The markets fell further on Friday as the situation in Ukraine worsened. Like the apothecary in Romeo and Juliet, Putin, seeks to profit by violating the world’s law. Unlike the apothecary who is selling poison, Putin’s drug is power. Putin wants power and the respect the Soviet Union commanded on the international stage. He sees an opportunity with the West divided on the US’s role in the world after the Afghanistan withdrawal and the U.S. nuclear submarine deal that caught France off guard. Ultimately, I don’t think this will end with the U.S. getting engaged in armed conflict. More importantly for stocks, I don’t think Putin will ever return to communism because capitalism has been very good to him and made him extraordinarily wealthy.
The Federal Reserve needs to rein in inflation like the Friar, who tries to rein in young Romeo, they understand the risk if they don’t. The government reported that inflation accelerated at a 7.5% annual rate in January—the highest since 1982. Higher food, electricity, used car and housing prices led the gains, signalling that price pressures are spreading beyond a few items that continue to be impacted by the supply-chain disruptions.
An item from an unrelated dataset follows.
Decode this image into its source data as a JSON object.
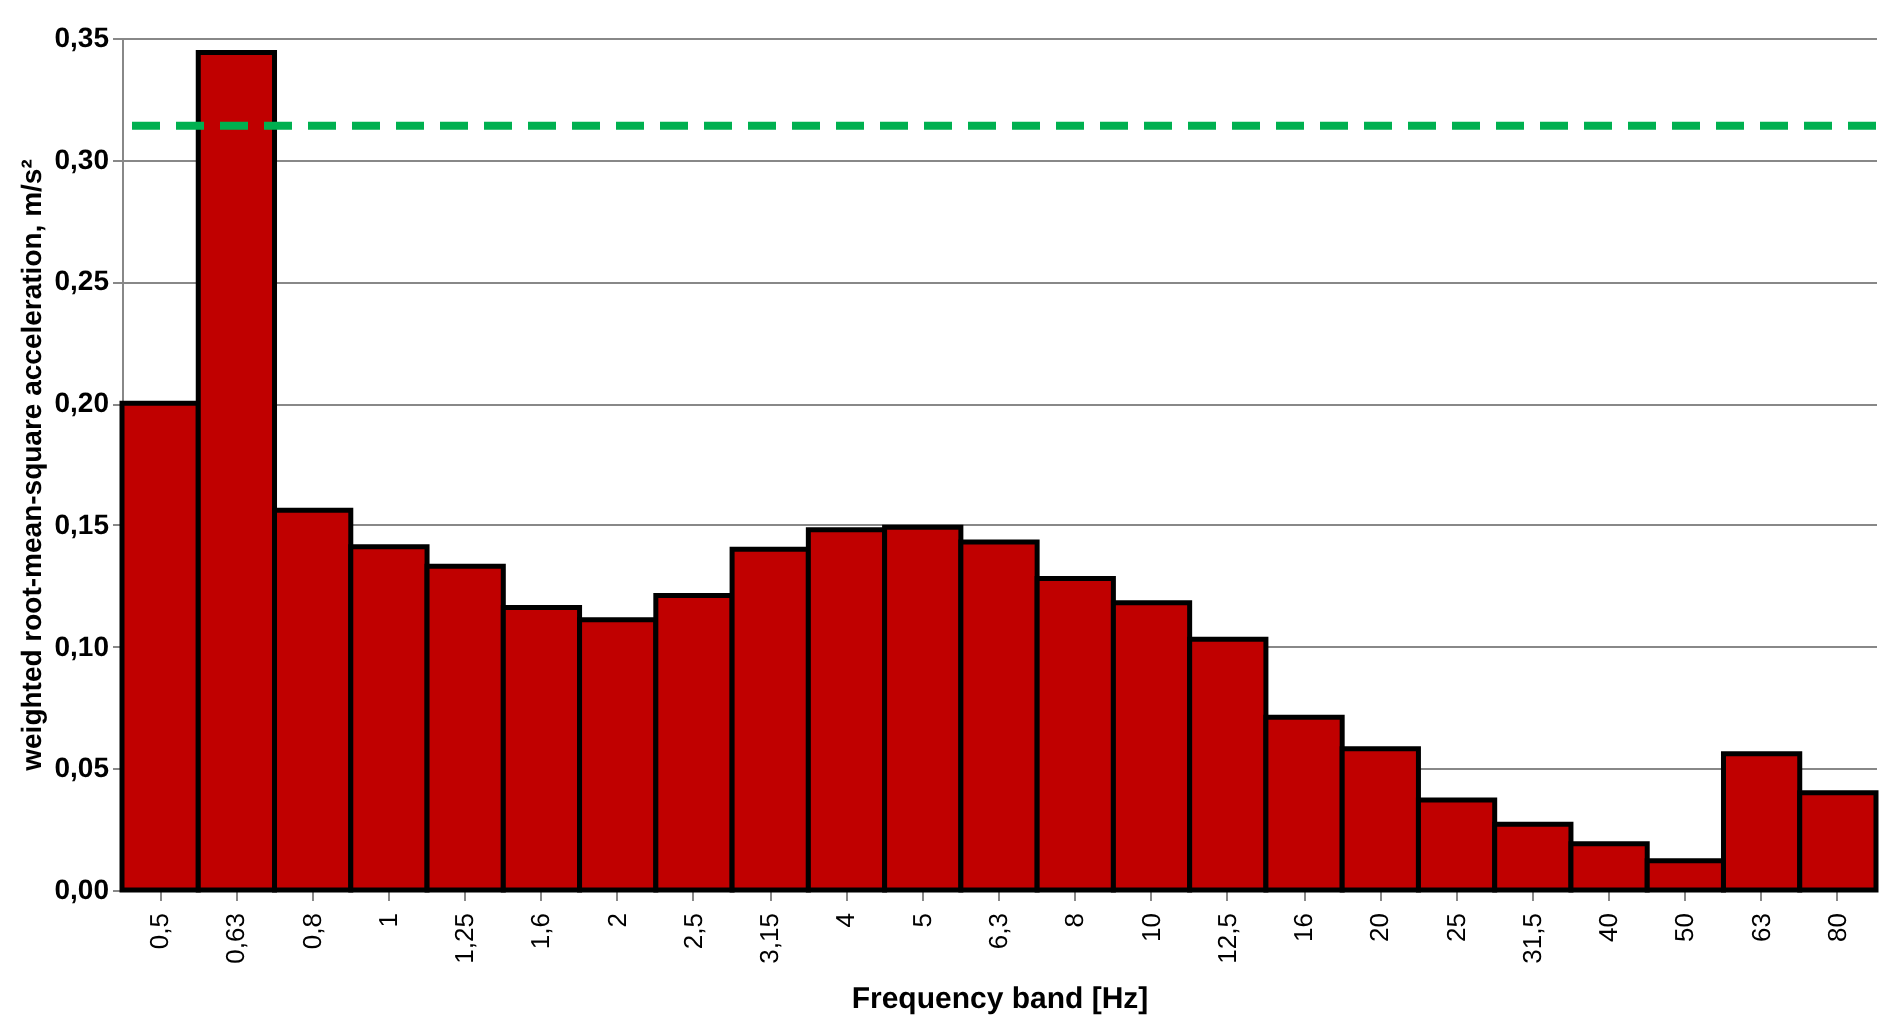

Rents, the largest weight in the consumer-spending basket, are accelerating. Rent increases are likely to prove sticky as rental vacancy is at its lowest level since 1984. The return to more moderate price increases will likely take longer than central banks are willing to tolerate, and St. Louis Fed president James Bullard said this week that he sees the Fed raising rates by full percentage point by July. Even though inflation will likely remain above the Fed’s target for some time there is reason for optimism. Expect that price increases will peak soon (possibly February, or March) and moderate more meaningfully in the second half of the year. Shipping costs have been declining since mid-November, and supplier delivery times have been improving, both indicating that bottlenecks are starting to clear. With the omicron-variant surge subsiding, this trend of improvement could further gain steam as spending shifts away from goods.